QaS: Aside from Cinderella, what are some of your favorite fairy tales?
KB: Rumpelstiltskin, Rapunzel, Hansel & Gretel, and Beauty and the Beast are some of my faves.
QaS: There are several references to other fairy tales in the story, including a certain magic mirror. Would you potentially like to return to this world in future books to explore other fairy tale retellings?
KB: I hope I get a chance to do that! I have something outlined already and my protagonist is someone we saw in Cinderella Is Dead.
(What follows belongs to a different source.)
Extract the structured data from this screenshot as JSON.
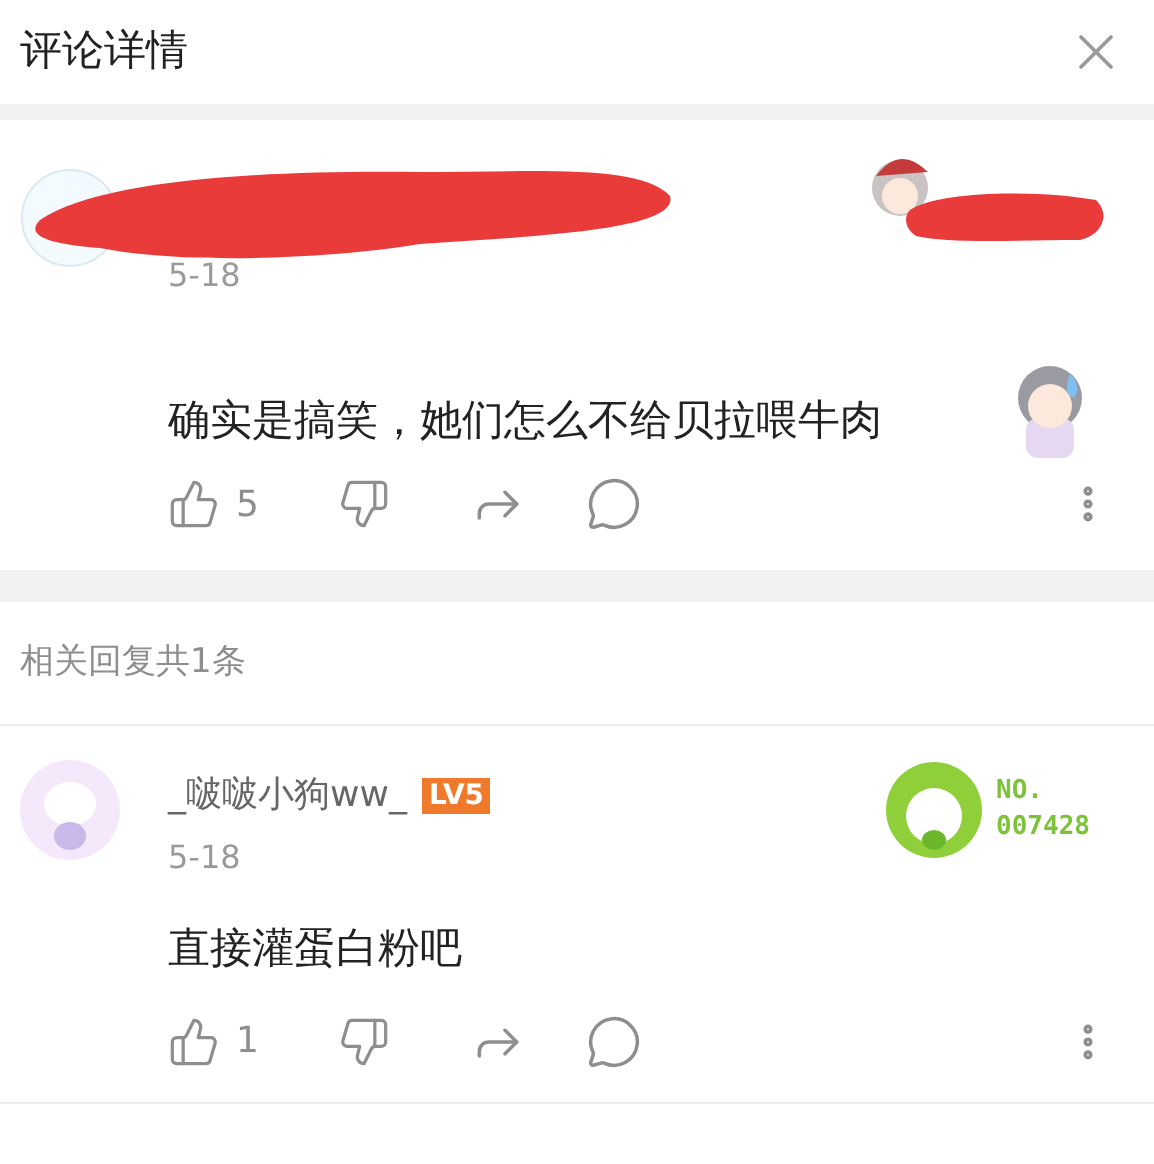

We shall see.
QaS: From where did you draw your inspiration to create the fictional kingdom of Mersailles?
KB: It’s a bit of a nod to the French version of Cinderella by Charles Perrault, which is the very first version I ever read.
QaS: Despite being a fantasy, this book also comments on real life issues that are very relevant to our society, such as the oppression of women, the abuse of power by political leaders and homophobia. What do you think of the power of storytelling as a vehicle for social commentary?
KB: It’s absolutely a tool we can utilize to affect real change. We’ve already seen how stories can do this in a negative way. Because storytelling is fluid and constantly evolving, we have an opportunity to create a new narrative. We can be more inclusive, we can put characters from marginalized backgrounds front and center and show them that they deserve to be the heroes of their own stories. It’s exciting to think about young people reading a story like Cinderella Is Dead and being inspired to burn some oppressive systems to the ground! I’m HERE for it!
QaS: This book features an absolutely beautiful same-sex romance, but it also does not shy away from discussing problematic queer relationships, as well as the challenges of pursuing a queer relationship in a society that is not accepting of such relationships. With regards to this, what message would you like young queer readers to take away from this book?
KB: There are a vast range of queer experiences in Cinderella Is Dead. I think they each represent how varied our individual experiences are. The message is simply that any way in which you exist is valid. You don’t have to have it all figured out.
QaS: Aside from being a writer, you’re also a trained vocalist and on your website, you’ve also mentioned that music and performing arts are things that have always been an integral part of your life. Would you like to maybe write a song inspired by your book someday? Or perhaps even a song inspired by Sophia and Constance’s love story?
KB: That’s a great question! Music is, and always has been, my first love. I’m working on a short composition for Cinderella Is Dead so maybe one day soon that will be out in the world.
QaS: Finally, if you could get a magical fairy godmother makeover, what would be your dream outfit?
KB: I’m really bad at putting together outfits so I’d definitely welcome some assistance from a fairy godmother! My dream outfit is just jeans that fit my waist, butt, and legs all at the same time and a t-shirt that doesn’t make me feel like I’m being strangled. Lol.
About the author
Kalynn Bayron is the author of Cinderella Is Dead (Bloomsbury, 2020) and a classically trained vocalist. She grew up in Anchorage, Alaska. When she’s not writing you can find her listening to Ella Fitzgerald on loop, attending the theater, watching scary movies, and spending time with her kids. She currently lives in San Antonio, Texas with her family.